# Books on the Baroque Please



## classical yorkist (Jun 29, 2017)

I need a book on the baroque period, my current obsession. Is there one? Something like a guide to the various pieces, the philosophy, the social milieu anything like that.


----------



## Bettina (Sep 29, 2016)

My favorite book on the overall culture and style of the Baroque is by John Walter Hill, "Baroque Music: Music in Western Europe, 1580-1750." It's part of the Norton Introduction to Music History series. Here it is on Amazon:

https://www.amazon.com/Baroque-Music-Western-1580-1750-Introduction/dp/0393978001


----------



## Vaneyes (May 11, 2010)

French, Italian, German Baroque. It's a vast area, that requires atleast one book for each. General history, plus composers of particular interest.

Sources:

Goodreads.com; Bookfinder.com; Amazon Marketplace.

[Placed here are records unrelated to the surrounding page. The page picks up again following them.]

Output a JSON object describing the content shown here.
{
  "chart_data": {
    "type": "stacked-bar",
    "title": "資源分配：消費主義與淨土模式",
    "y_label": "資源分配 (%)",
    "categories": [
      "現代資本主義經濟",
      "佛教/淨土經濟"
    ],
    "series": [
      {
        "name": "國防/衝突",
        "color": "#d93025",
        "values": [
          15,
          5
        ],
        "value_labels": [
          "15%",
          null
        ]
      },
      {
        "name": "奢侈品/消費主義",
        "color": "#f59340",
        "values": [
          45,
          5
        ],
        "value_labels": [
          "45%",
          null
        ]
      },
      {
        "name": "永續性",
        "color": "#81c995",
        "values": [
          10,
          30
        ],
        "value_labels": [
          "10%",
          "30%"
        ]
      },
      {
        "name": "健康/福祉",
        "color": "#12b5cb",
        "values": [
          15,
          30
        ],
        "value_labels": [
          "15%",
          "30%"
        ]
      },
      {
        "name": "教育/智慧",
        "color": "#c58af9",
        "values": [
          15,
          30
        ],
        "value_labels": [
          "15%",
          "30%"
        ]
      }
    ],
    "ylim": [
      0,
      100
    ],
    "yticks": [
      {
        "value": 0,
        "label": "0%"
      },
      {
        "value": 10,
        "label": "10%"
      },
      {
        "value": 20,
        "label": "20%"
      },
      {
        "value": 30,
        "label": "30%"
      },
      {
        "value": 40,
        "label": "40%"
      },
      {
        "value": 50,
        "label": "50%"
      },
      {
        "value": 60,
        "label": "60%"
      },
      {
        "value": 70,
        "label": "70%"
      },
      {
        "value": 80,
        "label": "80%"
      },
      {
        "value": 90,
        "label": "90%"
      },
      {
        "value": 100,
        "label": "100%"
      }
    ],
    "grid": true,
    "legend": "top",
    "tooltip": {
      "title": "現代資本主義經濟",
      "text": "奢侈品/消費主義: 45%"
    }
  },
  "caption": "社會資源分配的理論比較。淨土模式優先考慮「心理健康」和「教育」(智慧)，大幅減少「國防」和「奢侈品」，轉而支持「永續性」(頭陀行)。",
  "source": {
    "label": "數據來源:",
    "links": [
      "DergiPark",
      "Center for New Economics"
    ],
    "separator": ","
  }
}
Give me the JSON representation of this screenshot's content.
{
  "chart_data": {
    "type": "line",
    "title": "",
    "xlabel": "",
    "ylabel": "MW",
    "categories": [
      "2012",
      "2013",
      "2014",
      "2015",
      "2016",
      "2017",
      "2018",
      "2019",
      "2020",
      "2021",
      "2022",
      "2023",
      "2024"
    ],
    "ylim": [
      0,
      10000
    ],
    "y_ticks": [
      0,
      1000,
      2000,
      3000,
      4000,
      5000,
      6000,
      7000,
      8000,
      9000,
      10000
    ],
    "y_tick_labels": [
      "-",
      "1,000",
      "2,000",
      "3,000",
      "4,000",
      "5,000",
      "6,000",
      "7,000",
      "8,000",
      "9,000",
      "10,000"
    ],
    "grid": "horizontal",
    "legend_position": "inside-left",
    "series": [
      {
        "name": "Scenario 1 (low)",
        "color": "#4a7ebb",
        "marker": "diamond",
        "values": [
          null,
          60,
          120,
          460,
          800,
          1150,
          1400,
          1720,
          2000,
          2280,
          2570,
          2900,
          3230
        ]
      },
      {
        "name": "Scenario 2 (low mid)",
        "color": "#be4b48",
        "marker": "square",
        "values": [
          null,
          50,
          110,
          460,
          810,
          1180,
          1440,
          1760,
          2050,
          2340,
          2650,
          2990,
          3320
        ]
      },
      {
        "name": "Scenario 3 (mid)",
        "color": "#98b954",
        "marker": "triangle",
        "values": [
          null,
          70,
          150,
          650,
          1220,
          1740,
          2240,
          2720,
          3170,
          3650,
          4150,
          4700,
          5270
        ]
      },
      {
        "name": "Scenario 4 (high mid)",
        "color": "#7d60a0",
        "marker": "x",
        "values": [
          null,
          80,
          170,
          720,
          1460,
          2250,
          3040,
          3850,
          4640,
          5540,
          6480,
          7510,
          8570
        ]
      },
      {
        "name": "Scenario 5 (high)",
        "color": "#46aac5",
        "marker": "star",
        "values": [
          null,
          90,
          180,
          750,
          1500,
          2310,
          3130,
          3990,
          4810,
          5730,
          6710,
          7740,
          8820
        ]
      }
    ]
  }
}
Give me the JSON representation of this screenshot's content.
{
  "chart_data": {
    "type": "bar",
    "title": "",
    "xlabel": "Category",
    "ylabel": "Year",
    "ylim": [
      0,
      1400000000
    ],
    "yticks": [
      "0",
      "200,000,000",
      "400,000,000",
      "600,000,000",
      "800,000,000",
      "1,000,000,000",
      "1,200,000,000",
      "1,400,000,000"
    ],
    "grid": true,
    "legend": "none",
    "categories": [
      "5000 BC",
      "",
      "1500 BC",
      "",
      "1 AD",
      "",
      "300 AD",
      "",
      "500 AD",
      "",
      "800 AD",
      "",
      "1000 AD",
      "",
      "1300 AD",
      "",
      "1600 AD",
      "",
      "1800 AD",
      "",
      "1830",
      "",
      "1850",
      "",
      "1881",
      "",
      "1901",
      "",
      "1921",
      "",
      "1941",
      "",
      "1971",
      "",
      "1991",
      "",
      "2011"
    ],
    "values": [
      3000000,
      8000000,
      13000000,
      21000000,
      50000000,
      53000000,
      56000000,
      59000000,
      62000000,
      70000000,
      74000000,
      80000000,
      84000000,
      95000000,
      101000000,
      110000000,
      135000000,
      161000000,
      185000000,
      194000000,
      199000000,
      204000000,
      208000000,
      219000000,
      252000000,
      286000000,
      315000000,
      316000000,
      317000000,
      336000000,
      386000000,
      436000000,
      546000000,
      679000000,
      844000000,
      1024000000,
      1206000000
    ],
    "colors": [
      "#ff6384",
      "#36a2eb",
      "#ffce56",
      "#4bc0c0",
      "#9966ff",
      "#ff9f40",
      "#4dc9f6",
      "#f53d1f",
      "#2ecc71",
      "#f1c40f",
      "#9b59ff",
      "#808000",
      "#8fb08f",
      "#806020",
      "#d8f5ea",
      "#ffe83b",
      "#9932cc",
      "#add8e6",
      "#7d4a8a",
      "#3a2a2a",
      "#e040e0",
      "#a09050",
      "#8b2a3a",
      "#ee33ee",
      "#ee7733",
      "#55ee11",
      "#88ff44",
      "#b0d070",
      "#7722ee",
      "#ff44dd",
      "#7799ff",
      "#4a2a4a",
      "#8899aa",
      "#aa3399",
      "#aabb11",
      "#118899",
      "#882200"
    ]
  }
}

Good luck. Enjoy! :tiphat:


----------



## classical yorkist (Jun 29, 2017)

I can see I've got a lot of browsing in second hand bookshops ahead.


----------



## Vaneyes (May 11, 2010)

classical yorkist said:


> I can see I've got a lot of browsing in* second hand bookshops *ahead.


They're still fun to browse, but usually selection and pricing (brick 'n mortar overhead costs) leave a lot to be desired. Classical Music selection apart from Vivaldi, Mozart, LvB is often sparse. But never say never, do some homework with the dot coms I suggested. You'll then have a working list to help with these browses. Cheers! :tiphat:


----------